Kommentare Punktewerung (Archivversion)

Motor
Nicht mal den Ansatz einer Diskussion gibt es beim Thema Motor. Der stärkste Durchzug, die schnellste Beschleunigung, das perfekteste Ansprechen – der Triumph-Dreizylinder vereint alle Bestwerte auf sich. Allerdings auch den größten Hubraum. Insofern bleibt der Vierzylinder-Riege nur der Kampf um den Ehrenplatz. Und der geht an das GSR 600-Aggregat. Laufruhe sowie Dosierbarkeit der Kupplung und Schaltung liegen über dem Niveau des Fazer-Motors. Auch zieht die Suzuki trotz des Kurzhub-Konzepts besser durch als der Yamaha-Treibsatz. Der schwache Antritt der Fazer rührt aber hauptsächlich von deren zu lang übersetztem Getriebe her.

Sieger Motor: Triumph

Fahrwerk
Die Schlüsseldisziplin Nummer zwei, die Fahrwerkswertung, geht ebenfalls an die Triumph. Handling, Lenkpräzision und Kurvenstabilität sind vom Feinsten. Woran es fehlt, sind lediglich die Einstellmöglichkeiten der Federelemente. Die Suzuki ist in dieser Beziehung nicht nur besser ausgestattet, sondern in der Grundabstimmung auch homogener. Der Fazer ist die GSR in den reinen Fahreigenschaften (Handling, Lenk- und Kurvenverhalten) immer eine Nasenlänge voraus. Yamaha legt das Augenmerk auf andere Kriterien: Ein ruhiges Fahrverhalten (Gerade-auslaufstabilität) und kommode Federung (Fahrwerksabstimmung vorn und hinten, Federungskomfort) sind die Stärken der FZ6.

Sieger Fahrwerk: Triumph

Alltag
Die Stunde der Fazer.

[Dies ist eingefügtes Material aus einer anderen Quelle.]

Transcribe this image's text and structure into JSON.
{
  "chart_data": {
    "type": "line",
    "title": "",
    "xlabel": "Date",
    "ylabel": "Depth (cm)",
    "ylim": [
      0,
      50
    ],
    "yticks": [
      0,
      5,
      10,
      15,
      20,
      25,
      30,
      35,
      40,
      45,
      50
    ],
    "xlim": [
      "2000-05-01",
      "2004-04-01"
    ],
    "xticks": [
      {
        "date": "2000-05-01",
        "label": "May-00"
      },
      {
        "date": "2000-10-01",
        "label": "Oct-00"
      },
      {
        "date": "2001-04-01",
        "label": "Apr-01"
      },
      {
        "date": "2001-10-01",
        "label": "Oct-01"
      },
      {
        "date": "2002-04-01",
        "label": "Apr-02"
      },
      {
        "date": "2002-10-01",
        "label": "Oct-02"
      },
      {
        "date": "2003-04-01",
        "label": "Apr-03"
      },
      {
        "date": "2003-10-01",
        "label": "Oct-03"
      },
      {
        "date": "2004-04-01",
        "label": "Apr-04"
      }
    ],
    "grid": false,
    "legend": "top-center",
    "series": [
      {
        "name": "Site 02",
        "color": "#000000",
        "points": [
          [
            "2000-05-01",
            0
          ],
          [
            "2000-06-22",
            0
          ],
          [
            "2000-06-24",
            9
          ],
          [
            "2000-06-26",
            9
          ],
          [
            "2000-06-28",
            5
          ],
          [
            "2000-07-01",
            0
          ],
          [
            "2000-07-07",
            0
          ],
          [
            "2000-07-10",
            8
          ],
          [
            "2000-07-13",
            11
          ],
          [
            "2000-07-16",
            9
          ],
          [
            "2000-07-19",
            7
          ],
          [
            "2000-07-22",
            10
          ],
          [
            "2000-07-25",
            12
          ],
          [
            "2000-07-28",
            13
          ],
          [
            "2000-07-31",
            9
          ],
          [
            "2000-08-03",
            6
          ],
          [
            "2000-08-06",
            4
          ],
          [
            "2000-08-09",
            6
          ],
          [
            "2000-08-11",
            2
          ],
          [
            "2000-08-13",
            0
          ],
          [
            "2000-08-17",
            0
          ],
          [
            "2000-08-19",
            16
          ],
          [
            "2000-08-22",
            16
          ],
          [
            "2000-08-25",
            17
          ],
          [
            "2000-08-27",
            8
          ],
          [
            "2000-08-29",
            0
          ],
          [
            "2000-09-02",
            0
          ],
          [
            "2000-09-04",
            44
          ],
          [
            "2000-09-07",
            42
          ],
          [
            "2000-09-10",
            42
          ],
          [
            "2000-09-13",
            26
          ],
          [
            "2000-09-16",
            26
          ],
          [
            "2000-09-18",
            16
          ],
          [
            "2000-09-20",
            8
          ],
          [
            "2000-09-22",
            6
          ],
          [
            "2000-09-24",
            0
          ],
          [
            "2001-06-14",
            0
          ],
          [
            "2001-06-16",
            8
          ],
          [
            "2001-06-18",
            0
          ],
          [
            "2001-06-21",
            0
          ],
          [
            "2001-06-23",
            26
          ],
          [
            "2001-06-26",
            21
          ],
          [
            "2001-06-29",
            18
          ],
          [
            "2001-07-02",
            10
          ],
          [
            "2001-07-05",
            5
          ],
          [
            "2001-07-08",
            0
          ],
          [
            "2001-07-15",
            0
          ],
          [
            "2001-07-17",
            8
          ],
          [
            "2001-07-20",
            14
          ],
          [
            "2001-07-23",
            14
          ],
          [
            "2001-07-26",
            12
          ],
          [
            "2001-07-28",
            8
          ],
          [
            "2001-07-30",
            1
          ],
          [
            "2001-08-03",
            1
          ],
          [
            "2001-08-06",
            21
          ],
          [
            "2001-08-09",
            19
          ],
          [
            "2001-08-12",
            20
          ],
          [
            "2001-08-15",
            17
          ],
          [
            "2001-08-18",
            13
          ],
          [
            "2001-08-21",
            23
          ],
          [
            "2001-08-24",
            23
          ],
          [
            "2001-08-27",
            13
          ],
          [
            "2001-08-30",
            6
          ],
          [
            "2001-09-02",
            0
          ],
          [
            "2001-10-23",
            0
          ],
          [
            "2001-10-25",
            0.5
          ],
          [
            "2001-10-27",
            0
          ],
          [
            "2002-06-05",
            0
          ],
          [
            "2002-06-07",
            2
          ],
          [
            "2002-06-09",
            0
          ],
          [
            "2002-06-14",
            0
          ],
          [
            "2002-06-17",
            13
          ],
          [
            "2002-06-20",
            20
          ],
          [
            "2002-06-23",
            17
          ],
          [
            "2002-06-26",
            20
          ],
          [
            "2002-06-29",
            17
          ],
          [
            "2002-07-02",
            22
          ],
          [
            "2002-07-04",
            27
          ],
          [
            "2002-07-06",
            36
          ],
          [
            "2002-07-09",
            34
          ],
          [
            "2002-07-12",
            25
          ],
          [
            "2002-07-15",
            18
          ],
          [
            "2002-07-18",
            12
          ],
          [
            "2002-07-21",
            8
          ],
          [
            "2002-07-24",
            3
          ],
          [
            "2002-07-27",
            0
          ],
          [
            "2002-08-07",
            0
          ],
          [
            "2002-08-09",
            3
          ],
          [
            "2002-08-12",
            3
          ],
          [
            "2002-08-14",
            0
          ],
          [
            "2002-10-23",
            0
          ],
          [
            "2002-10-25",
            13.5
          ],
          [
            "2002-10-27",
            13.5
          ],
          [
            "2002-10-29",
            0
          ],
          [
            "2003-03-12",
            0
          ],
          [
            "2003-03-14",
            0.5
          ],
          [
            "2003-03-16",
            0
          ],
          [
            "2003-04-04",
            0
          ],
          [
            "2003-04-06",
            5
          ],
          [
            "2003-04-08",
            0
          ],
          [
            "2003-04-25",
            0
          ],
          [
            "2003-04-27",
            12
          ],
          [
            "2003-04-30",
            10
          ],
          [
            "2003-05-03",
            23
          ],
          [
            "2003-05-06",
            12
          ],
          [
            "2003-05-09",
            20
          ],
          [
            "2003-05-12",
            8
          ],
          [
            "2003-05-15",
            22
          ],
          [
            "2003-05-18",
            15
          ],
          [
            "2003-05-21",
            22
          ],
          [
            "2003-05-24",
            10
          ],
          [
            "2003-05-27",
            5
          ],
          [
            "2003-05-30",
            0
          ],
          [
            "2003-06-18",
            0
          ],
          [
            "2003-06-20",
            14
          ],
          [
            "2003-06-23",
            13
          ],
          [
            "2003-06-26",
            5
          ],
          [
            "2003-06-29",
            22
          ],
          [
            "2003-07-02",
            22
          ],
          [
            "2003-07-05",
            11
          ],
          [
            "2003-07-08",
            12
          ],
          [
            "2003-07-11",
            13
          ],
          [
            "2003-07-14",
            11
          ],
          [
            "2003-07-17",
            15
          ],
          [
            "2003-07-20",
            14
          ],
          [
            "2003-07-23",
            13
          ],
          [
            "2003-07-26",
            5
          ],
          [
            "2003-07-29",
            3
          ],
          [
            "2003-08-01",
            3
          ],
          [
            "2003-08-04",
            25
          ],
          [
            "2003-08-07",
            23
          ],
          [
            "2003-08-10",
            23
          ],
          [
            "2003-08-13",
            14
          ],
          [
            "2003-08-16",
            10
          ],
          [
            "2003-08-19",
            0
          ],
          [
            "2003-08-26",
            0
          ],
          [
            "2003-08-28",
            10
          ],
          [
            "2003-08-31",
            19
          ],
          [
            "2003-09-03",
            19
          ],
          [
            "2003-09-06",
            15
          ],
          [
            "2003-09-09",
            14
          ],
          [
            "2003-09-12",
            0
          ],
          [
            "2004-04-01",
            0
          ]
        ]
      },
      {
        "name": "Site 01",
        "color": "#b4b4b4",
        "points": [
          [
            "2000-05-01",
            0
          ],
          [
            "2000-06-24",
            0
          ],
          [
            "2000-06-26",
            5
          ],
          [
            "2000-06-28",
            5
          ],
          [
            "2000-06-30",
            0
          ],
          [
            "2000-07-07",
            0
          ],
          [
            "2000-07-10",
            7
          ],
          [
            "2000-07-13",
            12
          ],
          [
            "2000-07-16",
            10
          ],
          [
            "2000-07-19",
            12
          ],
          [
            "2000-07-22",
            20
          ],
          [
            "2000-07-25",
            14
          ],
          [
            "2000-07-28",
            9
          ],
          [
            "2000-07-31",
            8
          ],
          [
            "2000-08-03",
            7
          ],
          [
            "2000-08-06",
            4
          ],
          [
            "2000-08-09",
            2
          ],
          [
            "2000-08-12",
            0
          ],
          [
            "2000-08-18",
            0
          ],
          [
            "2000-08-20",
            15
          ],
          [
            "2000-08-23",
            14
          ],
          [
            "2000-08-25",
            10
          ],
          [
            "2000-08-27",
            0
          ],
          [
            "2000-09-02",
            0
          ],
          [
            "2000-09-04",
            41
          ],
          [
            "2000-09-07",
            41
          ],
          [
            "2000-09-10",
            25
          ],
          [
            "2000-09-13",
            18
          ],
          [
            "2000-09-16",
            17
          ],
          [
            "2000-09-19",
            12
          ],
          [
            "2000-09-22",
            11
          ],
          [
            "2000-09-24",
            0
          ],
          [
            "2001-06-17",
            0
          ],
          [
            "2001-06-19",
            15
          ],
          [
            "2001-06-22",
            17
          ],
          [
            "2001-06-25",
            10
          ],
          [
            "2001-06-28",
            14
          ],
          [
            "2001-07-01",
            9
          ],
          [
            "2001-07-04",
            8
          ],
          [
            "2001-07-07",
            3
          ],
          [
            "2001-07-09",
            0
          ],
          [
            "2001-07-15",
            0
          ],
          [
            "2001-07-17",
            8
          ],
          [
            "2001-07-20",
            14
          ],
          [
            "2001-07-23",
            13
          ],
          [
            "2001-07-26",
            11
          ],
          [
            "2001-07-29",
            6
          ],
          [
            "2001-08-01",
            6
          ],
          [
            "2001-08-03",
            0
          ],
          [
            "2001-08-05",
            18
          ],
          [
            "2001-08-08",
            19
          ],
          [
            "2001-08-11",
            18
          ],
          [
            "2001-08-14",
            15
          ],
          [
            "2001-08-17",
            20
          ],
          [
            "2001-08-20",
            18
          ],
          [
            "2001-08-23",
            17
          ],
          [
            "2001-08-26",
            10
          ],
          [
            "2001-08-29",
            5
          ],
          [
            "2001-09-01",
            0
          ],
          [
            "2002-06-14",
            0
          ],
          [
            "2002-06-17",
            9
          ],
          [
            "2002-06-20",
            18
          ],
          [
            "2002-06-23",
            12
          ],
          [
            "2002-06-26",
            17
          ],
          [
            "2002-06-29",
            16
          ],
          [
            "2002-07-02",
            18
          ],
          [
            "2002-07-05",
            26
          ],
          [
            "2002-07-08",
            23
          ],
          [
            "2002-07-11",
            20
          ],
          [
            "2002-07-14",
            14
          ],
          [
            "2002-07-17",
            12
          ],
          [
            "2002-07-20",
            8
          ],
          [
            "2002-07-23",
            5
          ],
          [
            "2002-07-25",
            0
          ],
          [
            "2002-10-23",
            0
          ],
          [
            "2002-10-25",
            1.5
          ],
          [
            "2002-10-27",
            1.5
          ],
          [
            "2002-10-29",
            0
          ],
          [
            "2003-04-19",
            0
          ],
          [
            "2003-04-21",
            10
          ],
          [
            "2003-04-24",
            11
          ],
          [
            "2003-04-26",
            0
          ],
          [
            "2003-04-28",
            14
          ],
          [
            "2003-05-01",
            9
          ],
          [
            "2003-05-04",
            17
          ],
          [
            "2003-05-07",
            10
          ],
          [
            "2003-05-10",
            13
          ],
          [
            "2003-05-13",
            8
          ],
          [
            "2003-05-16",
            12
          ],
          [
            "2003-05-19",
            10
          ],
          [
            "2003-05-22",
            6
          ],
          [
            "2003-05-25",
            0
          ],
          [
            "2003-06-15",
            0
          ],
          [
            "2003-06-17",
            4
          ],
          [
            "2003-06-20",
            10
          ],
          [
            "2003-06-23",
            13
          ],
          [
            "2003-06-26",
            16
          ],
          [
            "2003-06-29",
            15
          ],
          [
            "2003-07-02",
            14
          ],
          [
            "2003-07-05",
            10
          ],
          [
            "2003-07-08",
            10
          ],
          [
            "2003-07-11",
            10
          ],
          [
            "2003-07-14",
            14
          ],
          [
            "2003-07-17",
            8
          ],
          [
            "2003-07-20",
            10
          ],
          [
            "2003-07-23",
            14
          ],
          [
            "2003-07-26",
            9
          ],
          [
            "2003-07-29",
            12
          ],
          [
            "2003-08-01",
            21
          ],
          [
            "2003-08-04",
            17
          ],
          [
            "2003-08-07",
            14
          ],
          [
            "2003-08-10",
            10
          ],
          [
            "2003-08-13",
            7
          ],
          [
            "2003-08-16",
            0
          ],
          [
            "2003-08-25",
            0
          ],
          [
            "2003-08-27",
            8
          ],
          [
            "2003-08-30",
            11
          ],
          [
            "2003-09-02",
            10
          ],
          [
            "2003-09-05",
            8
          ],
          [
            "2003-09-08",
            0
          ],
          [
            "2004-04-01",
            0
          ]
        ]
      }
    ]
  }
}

Ob kommode Fahrposition, Soziustauglichkeit, Windschutz, Licht, Reichweite oder Verarbeitung – das Thema Benutzerfreundlichkeit wird von der Yamaha restlos ausgefüllt. Da hält selbst die Zweitplatzierte dieser Wertung, die GSR, Respektabstand. Die umfangreicheren Federungs-Einstellmöglichkeiten, eine erstaunliche Zuladung und ein – wenn auch kleines – Herz für den Sozius lassen die Suzi aber immer noch vor der Triumph einlaufen. Der gebricht’s vor allem an dürftigem Bordwerkzeug und Soziustauglichkeit. Doch wer hätte mehr als Platz drei im Alltag für die Street Triple erwartet?

Sieger Alltag: Yamaha

Sicherheit
Die Bremsen aus der FZ1 bedeuten für die Fazer S2 eine deutliche Aufwertung gegenüber dem Basismodell. Sie legen sowohl in Wirkung als auch Dosierung die Messlatte. Auch wenn das ABS recht konservativ regelt und von der Suzuki-Anlage klar in den Schatten gestellt wird. In der Brems-­wirkung agieren die GSR-Stopper indes ein wenig stumpf. Im Gegensatz zu den exzellenten Bremsen der Triumph. Übrigens: Die Punkte für ein ABS hätten die Street Triple auch beim Thema Sicherheit zum Sieger avancieren lassen.

Sieger Sicherheit: Yamaha

Kosten
Knappe Sache. Aus dem einheitlichen Niveau in dieser Kategorie sticht nur die Suzuki heraus. Positiv wegen des geringsten Landstraßen-verbrauchs, negativ wegen der Inspektionsintervalle von 6000 Kilometern. Triumph und Yamaha müssen nur alle 10000 Kilometer in die Werkstatt.

Sieger Kosten: Yamaha

Sieger Preis-Leistung: Triumph Street Triple
1,2 – 1,3 – 1,4. Was für Noten! Das macht klar: Die gehobene Mittelklasse bietet verdammt viel Motorrad fürs Geld. Erst recht beeindruckt, dass die Siegerin des Vergleichstests auch noch diese Wertung gewinnt.